Appy: Primeiro, como vai ficar a questão do arroz e feijão é o Congresso que vai definir. Segundo, a questão fundamental é que o poder de compra da família pobre vai ser maior com a reforma tributária do que sem. Isso é certeza.

Valor: Mas não difícil falar de algo que ainda vai acontecer?

Appy: O cashback é algo que as pessoas verão. Vai depender da regulamentação, mas na hora que tiver regulamentação as pessoas saberão como será. A reforma tributária começa a ter efeito a partir de 2025. O cashback começa a funcionar somente com o novo modelo.

Valor: Haddad tem falado do IVA dual como mais factível politicamente. Esse já é o entendimento do Ministério da Fazenda?

Appy: Do ponto de vista do contribuinte o modelo de IVA único é melhor. Do ponto de vista federativo o modelo de IVA dual tem mais apoio. O que o ministro falou é que ele entende que do ponto de vista político o modelo do IVA dual provavelmente ajuda mais, para aprovação da reforma. Qual vai ser o modelo? Vai ser aquele que politicamente ajuda mais a aprovação da reforma. A diferença entre os dois modelos é enorme? Não. Ela é pequena e esse é um ponto importante. Se tiver uma mesma legislação para os dois tributos, do ponto de vista dos contribuintes, é muito melhor do que o que temos hoje.

Valor: O Simples e a Zona Franca serão resguardados?

Appy: Simples está resguardado. A empresa do Simples poderá ficar como está ou optar por entrar no regime do IBS. Em relação à Zona Franca há compromisso do governo de que não será prejudicada. Já estamos discutindo com o Estado do Amazonas e com os parlamentares um sistema que garanta no mínimo manutenção dos empregos e da renda gerados hoje no local, com transição suave para as empresas já instaladas. Se chegarmos a uma proposta comum, podemos levar ao Congresso, que pode incorporar ou não. A palavra final é sempre do Congresso.

Valor: A reforma chegou a ter o consenso a favor de todos os Estados. Isso se mantém?

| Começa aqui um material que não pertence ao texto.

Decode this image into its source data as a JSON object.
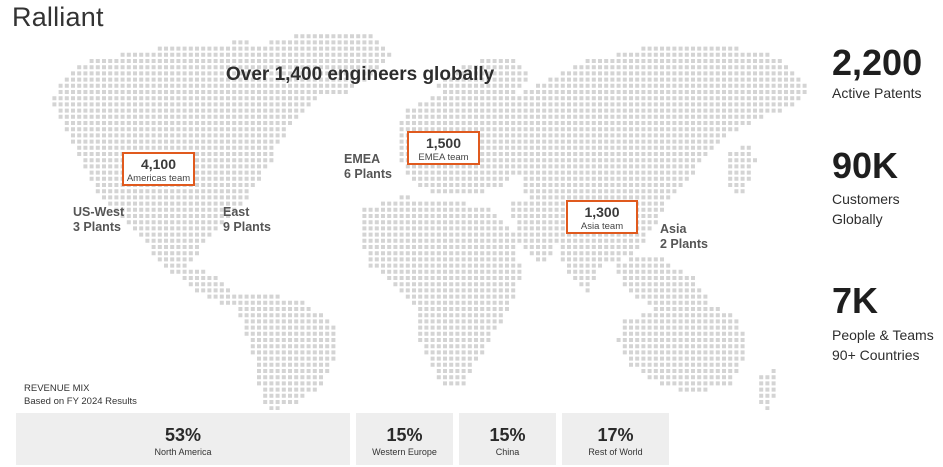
{
  "brand": "Ralliant",
  "headline": "Over 1,400 engineers globally",
  "teams": [
    {
      "value": "4,100",
      "label": "Americas team"
    },
    {
      "value": "1,500",
      "label": "EMEA team"
    },
    {
      "value": "1,300",
      "label": "Asia team"
    }
  ],
  "regions": [
    {
      "name": "US-West",
      "plants": "3 Plants"
    },
    {
      "name": "East",
      "plants": "9 Plants"
    },
    {
      "name": "EMEA",
      "plants": "6 Plants"
    },
    {
      "name": "Asia",
      "plants": "2 Plants"
    }
  ],
  "stats": [
    {
      "value": "2,200",
      "line1": "Active Patents",
      "line2": ""
    },
    {
      "value": "90K",
      "line1": "Customers",
      "line2": "Globally"
    },
    {
      "value": "7K",
      "line1": "People & Teams",
      "line2": "90+ Countries"
    }
  ],
  "revenue": {
    "title": "REVENUE MIX",
    "subtitle": "Based on FY 2024 Results",
    "items": [
      {
        "pct": "53%",
        "label": "North America"
      },
      {
        "pct": "15%",
        "label": "Western Europe"
      },
      {
        "pct": "15%",
        "label": "China"
      },
      {
        "pct": "17%",
        "label": "Rest of World"
      }
    ]
  },
  "colors": {
    "accent": "#e05a1e",
    "map_dot": "#d4d4d4",
    "panel": "#eeeeee"
  }
}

Appy: As grandes linhas gerais estão bem encaminhadas. Mas há novos governadores e tem pontos nos quais não há posição definida e fechada de todos os Estados.

Valor: Por exemplo?

Appy: Não colocarei aqui os detalhes.

Valor: Fundo regional vai ter?

Appy: A posição do governo é de que vai ter fundo de desenvolvimento regional. Os detalhes serão definidos no Congresso. A posição do ministério é que é importante ter o fundo como instrumento para substituir a política baseada na concessão de benefícios fiscais.

Valor: Será algo temporário?

Appy: Não é temporário. A rigor, enquanto existir desigualdades regionais faz sentido ter um fundo de desenvolvimento regional.

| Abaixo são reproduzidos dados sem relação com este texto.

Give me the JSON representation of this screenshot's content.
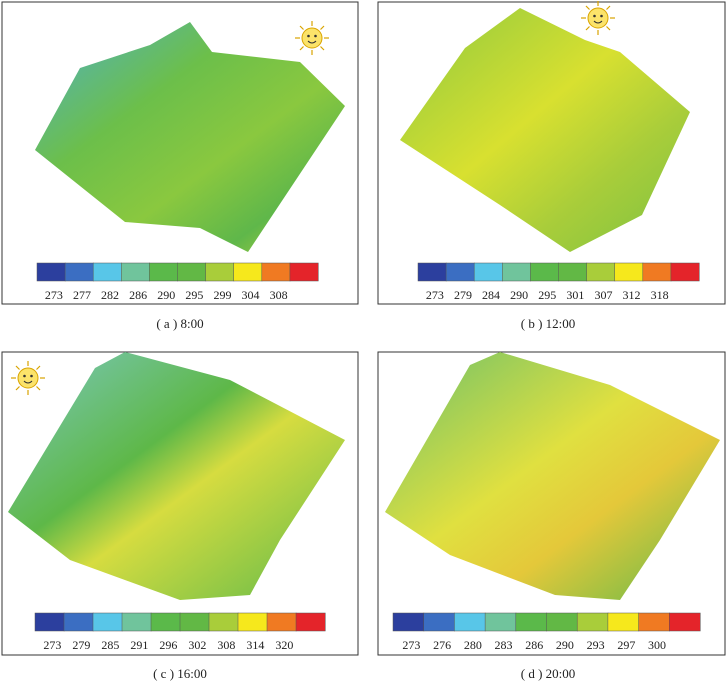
{
  "colormap": [
    "#2c3f9e",
    "#3b6ec2",
    "#58c6e8",
    "#70c49c",
    "#5bb94a",
    "#62b845",
    "#a9cd3a",
    "#f6e81c",
    "#f07a22",
    "#e4242a"
  ],
  "panels": [
    {
      "caption": "( a ) 8:00",
      "ticks": [
        273,
        277,
        282,
        286,
        290,
        295,
        299,
        304,
        308
      ]
    },
    {
      "caption": "( b ) 12:00",
      "ticks": [
        273,
        279,
        284,
        290,
        295,
        301,
        307,
        312,
        318
      ]
    },
    {
      "caption": "( c ) 16:00",
      "ticks": [
        273,
        279,
        285,
        291,
        296,
        302,
        308,
        314,
        320
      ]
    },
    {
      "caption": "( d ) 20:00",
      "ticks": [
        273,
        276,
        280,
        283,
        286,
        290,
        293,
        297,
        300
      ]
    }
  ]
}
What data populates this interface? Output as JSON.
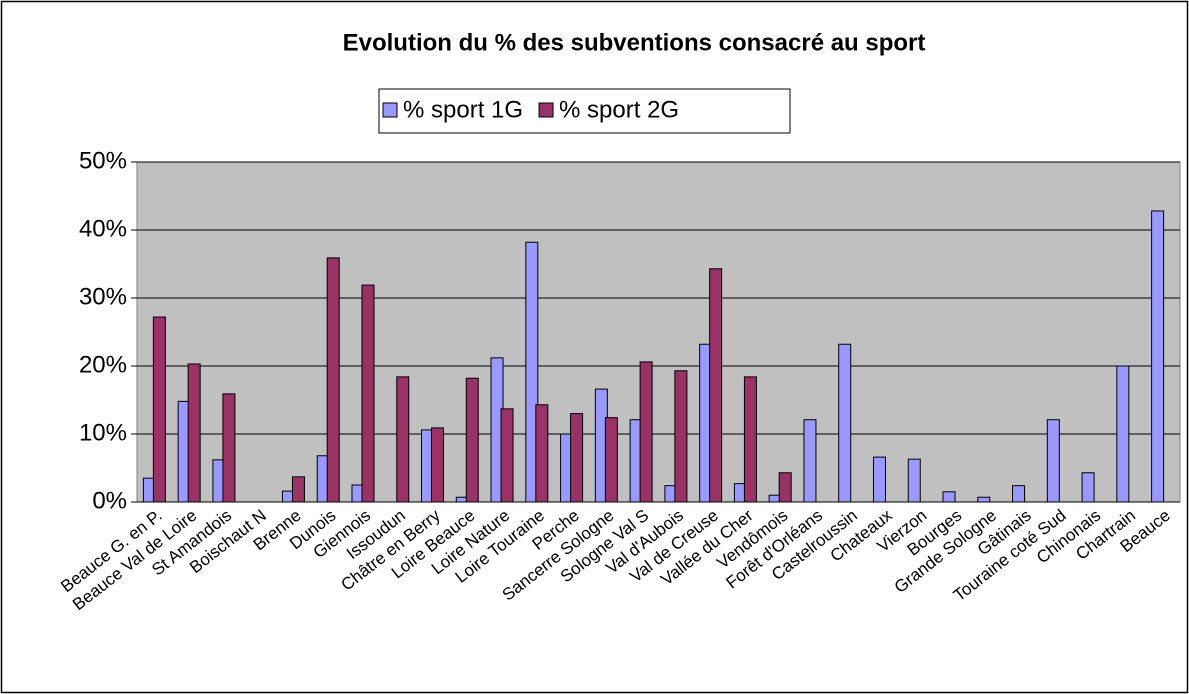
{
  "chart_data": {
    "type": "bar",
    "title": "Evolution du % des subventions consacré au sport",
    "categories": [
      "Beauce G. en P.",
      "Beauce Val de Loire",
      "St Amandois",
      "Boischaut N",
      "Brenne",
      "Dunois",
      "Giennois",
      "Issoudun",
      "Châtre en Berry",
      "Loire Beauce",
      "Loire Nature",
      "Loire Touraine",
      "Perche",
      "Sancerre Sologne",
      "Sologne Val S",
      "Val d'Aubois",
      "Val de Creuse",
      "Vallée du Cher",
      "Vendômois",
      "Forêt d'Orléans",
      "Castelroussin",
      "Chateaux",
      "Vierzon",
      "Bourges",
      "Grande Sologne",
      "Gâtinais",
      "Touraine coté Sud",
      "Chinonais",
      "Chartrain",
      "Beauce"
    ],
    "series": [
      {
        "name": "% sport 1G",
        "color": "#9999ff",
        "values": [
          3.5,
          14.8,
          6.2,
          0,
          1.6,
          6.8,
          2.5,
          0,
          10.6,
          0.7,
          21.2,
          38.2,
          10,
          16.6,
          12.1,
          2.4,
          23.2,
          2.7,
          1,
          12.1,
          23.2,
          6.6,
          6.3,
          1.5,
          0.7,
          2.4,
          12.1,
          4.3,
          20,
          42.8
        ]
      },
      {
        "name": "% sport 2G",
        "color": "#993366",
        "values": [
          27.2,
          20.3,
          15.9,
          0,
          3.7,
          35.9,
          31.9,
          18.4,
          10.9,
          18.2,
          13.7,
          14.3,
          13,
          12.4,
          20.6,
          19.3,
          34.3,
          18.4,
          4.3,
          0,
          0,
          0,
          0,
          0,
          0,
          0,
          0,
          0,
          0,
          0
        ]
      }
    ],
    "ylim": [
      0,
      50
    ],
    "yticks": [
      {
        "value": 0,
        "label": "0%"
      },
      {
        "value": 10,
        "label": "10%"
      },
      {
        "value": 20,
        "label": "20%"
      },
      {
        "value": 30,
        "label": "30%"
      },
      {
        "value": 40,
        "label": "40%"
      },
      {
        "value": 50,
        "label": "50%"
      }
    ],
    "grid": true,
    "legend": "top"
  }
}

Valor: E a alíquota do IBS?

Appy: A alíquota de referência, aquela adotada automaticamente, será a que mantém a carga tributária atual. As pessoas precisam entender que já pagamos isso, de um jeito todo torto, de forma não transparente. No longo prazo, o efeito da reforma é de redução do custo do consumidor. Porque hoje a pessoa paga a carga tributária e paga pela ineficiência do sistema. Então se tenho um custo burocrático enorme, isso será reduzido com a reforma, o que tende a ser repassado para preço. No longo prazo, mesmo mantendo a carga, a tendência da reforma é ser deflacionária. No curto prazo há mudança de preços relativos.A alíquota também é determinada pelas exceções. Quanto mais exceções e tratamentos favorecidos, maior será a alíquota básica para manter a carga. Outro fator é o grau de sonegação e evasão. Nossa avaliação é de quando se simplificam as regras, isso tende a cair. A alíquota será calibrada ao longo da transição. Vendo o efeito positivo da reforma sobre a sonegação, por exemplo, isso se refletirá na alíquota ao fim da transição. Essa é a nossa posição, que o Congresso pode mudar.